Comment fonctionnera ce centre ?
V.C-D. : Le comité de pilotage sera composé des doyens d’HEC et de la FGSE, d’un membre de la Direction de l’UNIL, du directeur scientifique du centre, ainsi que de Grégoire Mariethoz et moi-même. Le comité scientifique, lui, regroupera les six fondateurs et fondatrices ainsi que le directeur scientifique. Enfin, le centre possèdera également un conseil scientifique consultatif, qui permettra de créer un réseau international et rassemblera des spécialistes externes renommés dans le domaine des extrêmes du climat, soit du côté plutôt de la modélisation statistique, soit dans les modèles climatiques, par exemple, des experts ou expertes du Groupe d’experts intergouvernemental sur l’évolution du climat (GIEC).

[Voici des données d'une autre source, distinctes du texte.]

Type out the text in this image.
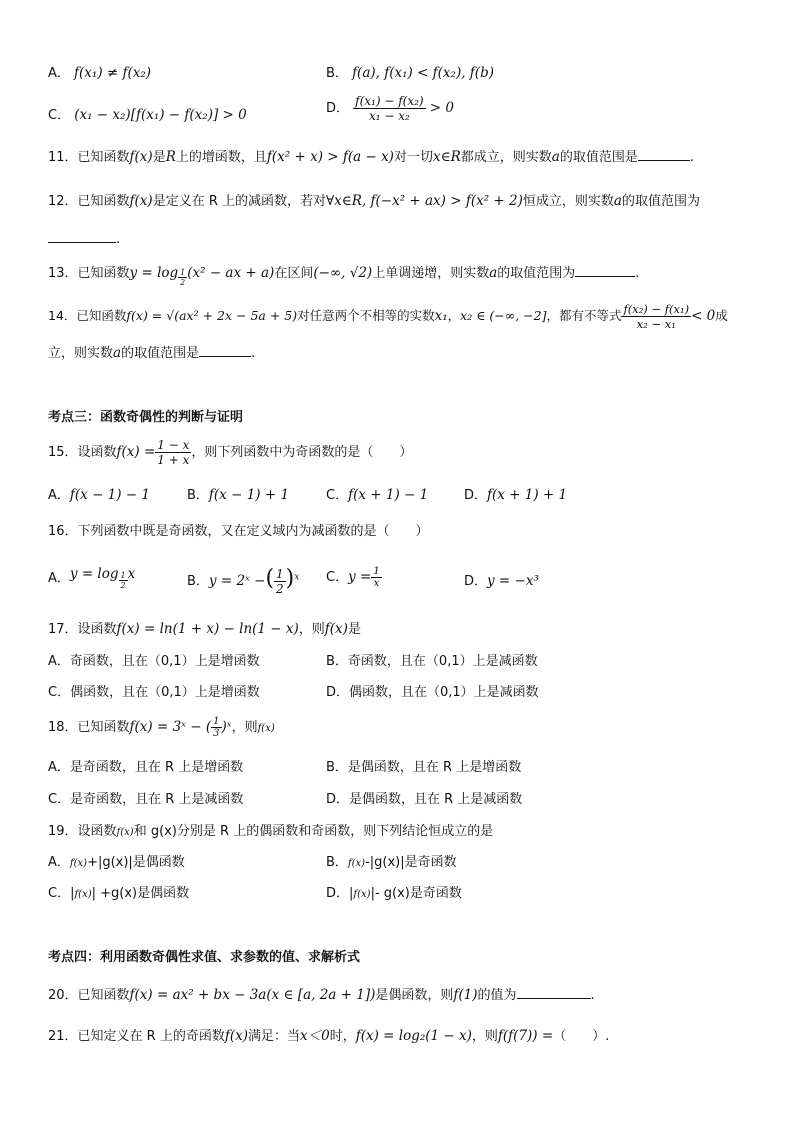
A． f(x₁) ≠ f(x₂)	B． f(a), f(x₁) < f(x₂), f(b)
C． (x₁ − x₂)[f(x₁) − f(x₂)] > 0	D． $\frac{\text{f(x₁) − f(x₂)}}{\text{x₁ − x₂}} > 0$
11．已知函数f(x)是R上的增函数，且f(x² + x) > f(a − x)对一切x∈R都成立，则实数a的取值范围是	.
12．已知函数f(x)是定义在 R 上的减函数，若对∀x∈R, f(−x² + ax) > f(x² + 2)恒成立，则实数a的取值范围为
.
13．已知函数$y = \log \frac{1}{2} (x^2$ − ax + a)在区间(−∞, √2)上单调递增，则实数a的取值范围为	.
14．已知函数f(x) = √(ax² + 2x − 5a + 5)对任意两个不相等的实数x₁，x₂ ∈ (−∞, −2]，都有不等式 $\frac{\text{f(x₂) − f(x₁)}}{\text{x₂ − x₁}} < 0$成
立，则实数a的取值范围是	.
考点三：函数奇偶性的判断与证明
15．设函数$f(x) = \frac{1 - x}{1 + x}$ ，则下列函数中为奇函数的是（　　）
A．f(x − 1) − 1	B．f(x − 1) + 1	C．f(x + 1) − 1	D．f(x + 1) + 1
16．下列函数中既是奇函数，又在定义域内为减函数的是（　　）
A．$y = \log \frac{1}{2}$ x	B．y = 2ˣ −( $\frac{1}{2} )^x$ C．$y = \frac{1}{x}$	D．y = −x³
17．设函数f(x) = ln(1 + x) − ln(1 − x)，则f(x)是
A．奇函数，且在（0,1）上是增函数	B．奇函数，且在（0,1）上是减函数
C．偶函数，且在（0,1）上是增函数	D．偶函数，且在（0,1）上是减函数
18．已知函数f(x) = 3ˣ − ( $\frac{1}{3}$ )ˣ，则f(x)
A．是奇函数，且在 R 上是增函数	B．是偶函数，且在 R 上是增函数
C．是奇函数，且在 R 上是减函数	D．是偶函数，且在 R 上是减函数
19．设函数f(x)和 g(x)分别是 R 上的偶函数和奇函数，则下列结论恒成立的是
A．f(x)+|g(x)|是偶函数	B．f(x)-|g(x)|是奇函数
C．|f(x)| +g(x)是偶函数	D．|f(x)|- g(x)是奇函数
考点四：利用函数奇偶性求值、求参数的值、求解析式
20．已知函数f(x) = ax² + bx − 3a(x ∈ [a, 2a + 1])是偶函数，则f(1)的值为	.
21．已知定义在 R 上的奇函数f(x)满足：当x＜0时，f(x) = log₂(1 − x)，则f(f(7)) =（　　）.
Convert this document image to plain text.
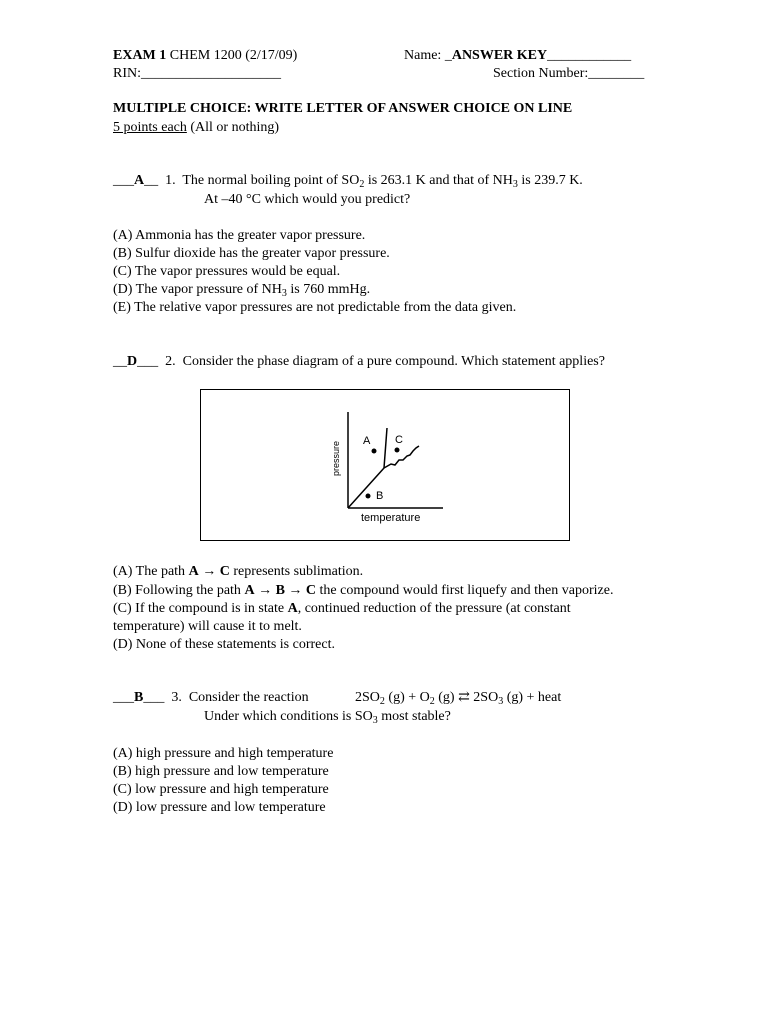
EXAM 1 CHEM 1200 (2/17/09)	Name: _ANSWER KEY____________
RIN:____________________	Section Number:________
MULTIPLE CHOICE: WRITE LETTER OF ANSWER CHOICE ON LINE
5 points each (All or nothing)
___A__ 1. The normal boiling point of $SO_2$ is 263.1 K and that of $NH_3$ is 239.7 K.
At –40 °C which would you predict?
(A) Ammonia has the greater vapor pressure.
(B) Sulfur dioxide has the greater vapor pressure.
(C) The vapor pressures would be equal.
(D) The vapor pressure of $NH_3$ is 760 mmHg.
(E) The relative vapor pressures are not predictable from the data given.
__D___ 2. Consider the phase diagram of a pure compound. Which statement applies?
A C
B
temperature
pressure
(A) The path A → C represents sublimation.
(B) Following the path A → B → C the compound would first liquefy and then vaporize.
(C) If the compound is in state A, continued reduction of the pressure (at constant
temperature) will cause it to melt.
(D) None of these statements is correct.
___B___ 3. Consider the reaction	$2SO_2$ $(g) + O_2$ (g) ⇄ $2SO_3$ (g) + heat
Under which conditions is $SO_3$ most stable?
(A) high pressure and high temperature
(B) high pressure and low temperature
(C) low pressure and high temperature
(D) low pressure and low temperature
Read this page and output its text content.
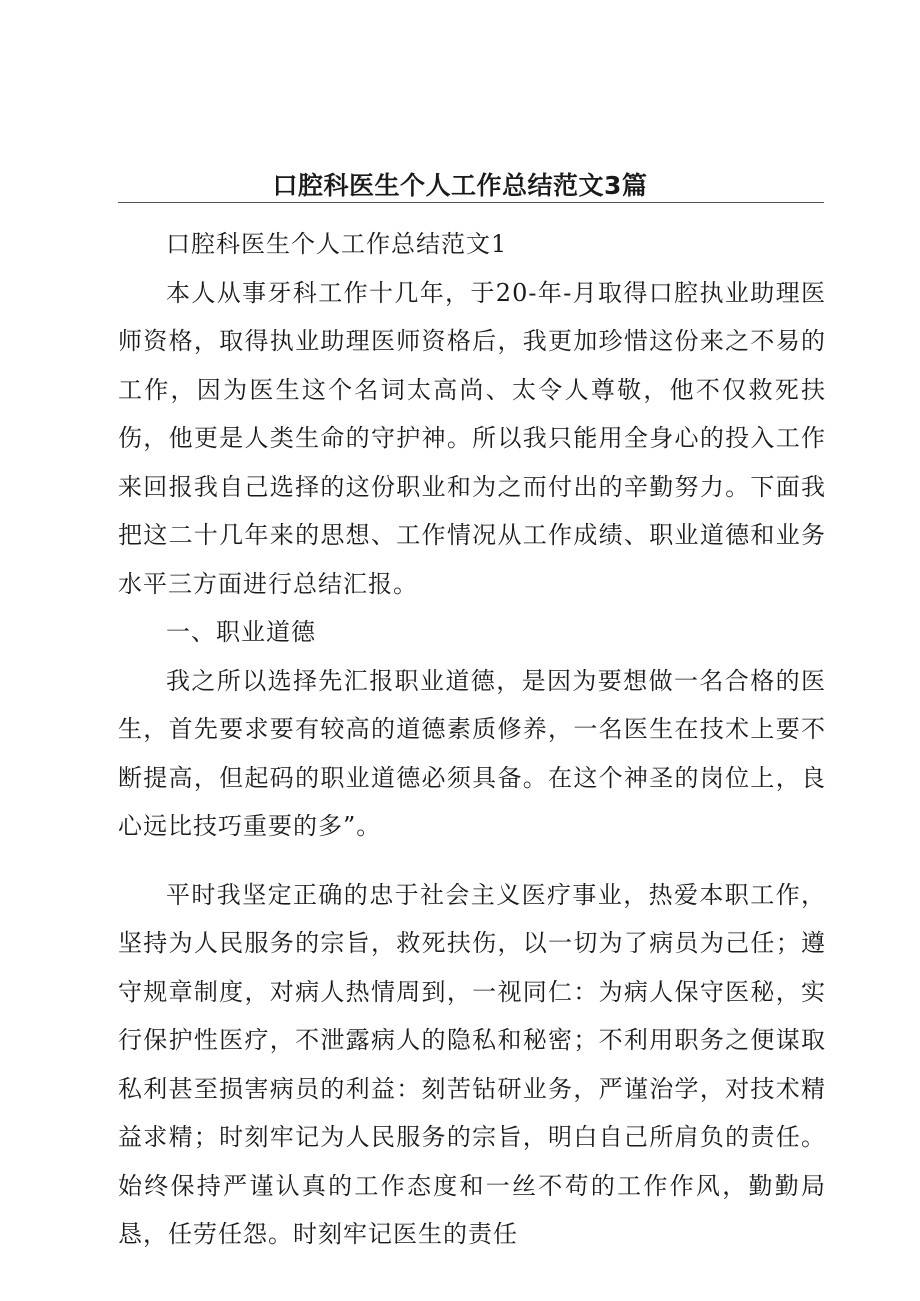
口腔科医生个人工作总结范文3篇

口腔科医生个人工作总结范文1

本人从事牙科工作十几年，于20-年-月取得口腔执业助理医师资格，取得执业助理医师资格后，我更加珍惜这份来之不易的工作，因为医生这个名词太高尚、太令人尊敬，他不仅救死扶伤，他更是人类生命的守护神。所以我只能用全身心的投入工作来回报我自己选择的这份职业和为之而付出的辛勤努力。下面我把这二十几年来的思想、工作情况从工作成绩、职业道德和业务水平三方面进行总结汇报。

一、职业道德

我之所以选择先汇报职业道德，是因为要想做一名合格的医生，首先要求要有较高的道德素质修养，一名医生在技术上要不断提高，但起码的职业道德必须具备。在这个神圣的岗位上，良心远比技巧重要的多”。

平时我坚定正确的忠于社会主义医疗事业，热爱本职工作，坚持为人民服务的宗旨，救死扶伤，以一切为了病员为己任；遵守规章制度，对病人热情周到，一视同仁：为病人保守医秘，实行保护性医疗，不泄露病人的隐私和秘密；不利用职务之便谋取私利甚至损害病员的利益：刻苦钻研业务，严谨治学，对技术精益求精；时刻牢记为人民服务的宗旨，明白自己所肩负的责任。始终保持严谨认真的工作态度和一丝不苟的工作作风，勤勤局恳，任劳任怨。时刻牢记医生的责任
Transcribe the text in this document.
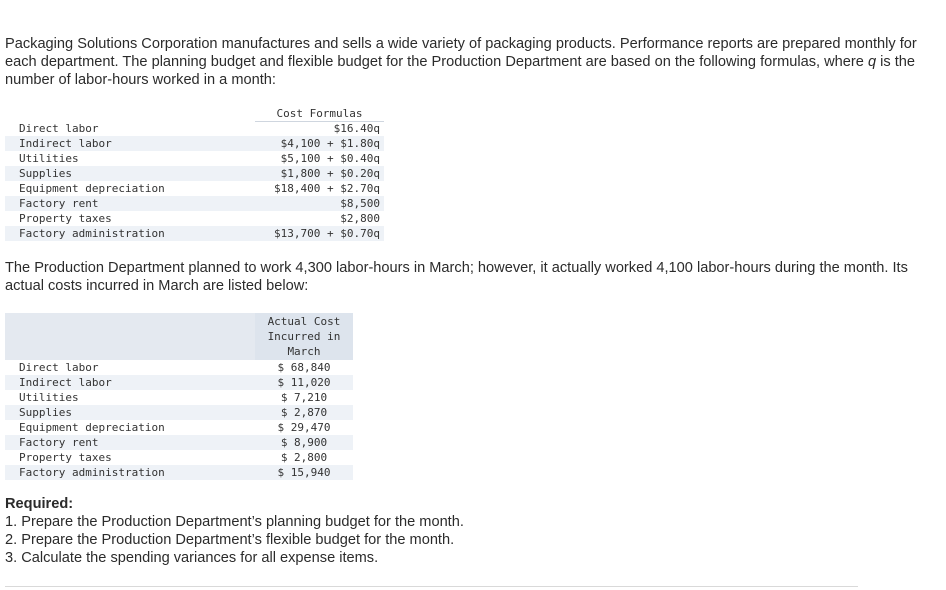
Packaging Solutions Corporation manufactures and sells a wide variety of packaging products. Performance reports are prepared monthly for each department. The planning budget and flexible budget for the Production Department are based on the following formulas, where q is the number of labor-hours worked in a month:

Cost Formulas
Direct labor	$16.40q
Indirect labor	$4,100 + $1.80q
Utilities	$5,100 + $0.40q
Supplies	$1,800 + $0.20q
Equipment depreciation	$18,400 + $2.70q
Factory rent	$8,500
Property taxes	$2,800
Factory administration	$13,700 + $0.70q

The Production Department planned to work 4,300 labor-hours in March; however, it actually worked 4,100 labor-hours during the month. Its actual costs incurred in March are listed below:

Actual Cost
Incurred in
March
Direct labor	$ 68,840
Indirect labor	$ 11,020
Utilities	$ 7,210
Supplies	$ 2,870
Equipment depreciation	$ 29,470
Factory rent	$ 8,900
Property taxes	$ 2,800
Factory administration	$ 15,940
Required:
1. Prepare the Production Department’s planning budget for the month.
2. Prepare the Production Department’s flexible budget for the month.
3. Calculate the spending variances for all expense items.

G.M. : Pour l’instant, le centre est financé à moitié par l’UNIL et à moitié par la FGSE et HEC. Il devrait devenir autonome financièrement d’ici trois ans, en partie grâce à des cours de formation continue que mettra en place Erwan Koch, le directeur scientifique de l’ECCE que nous avons choisi. Ce spécialiste en statistique des valeurs extrêmes prendra ses fonctions à l’UNIL d’ici le 1er mars.
Quelles sont les prochaines étapes ?
V.C-D. : Nous avançons sur plusieurs fronts, notamment l’organisation de séminaires, le lancement de projets, la constitution du conseil scientifique, la recherche de fonds. Une journée d’inauguration sera prévue ce printemps.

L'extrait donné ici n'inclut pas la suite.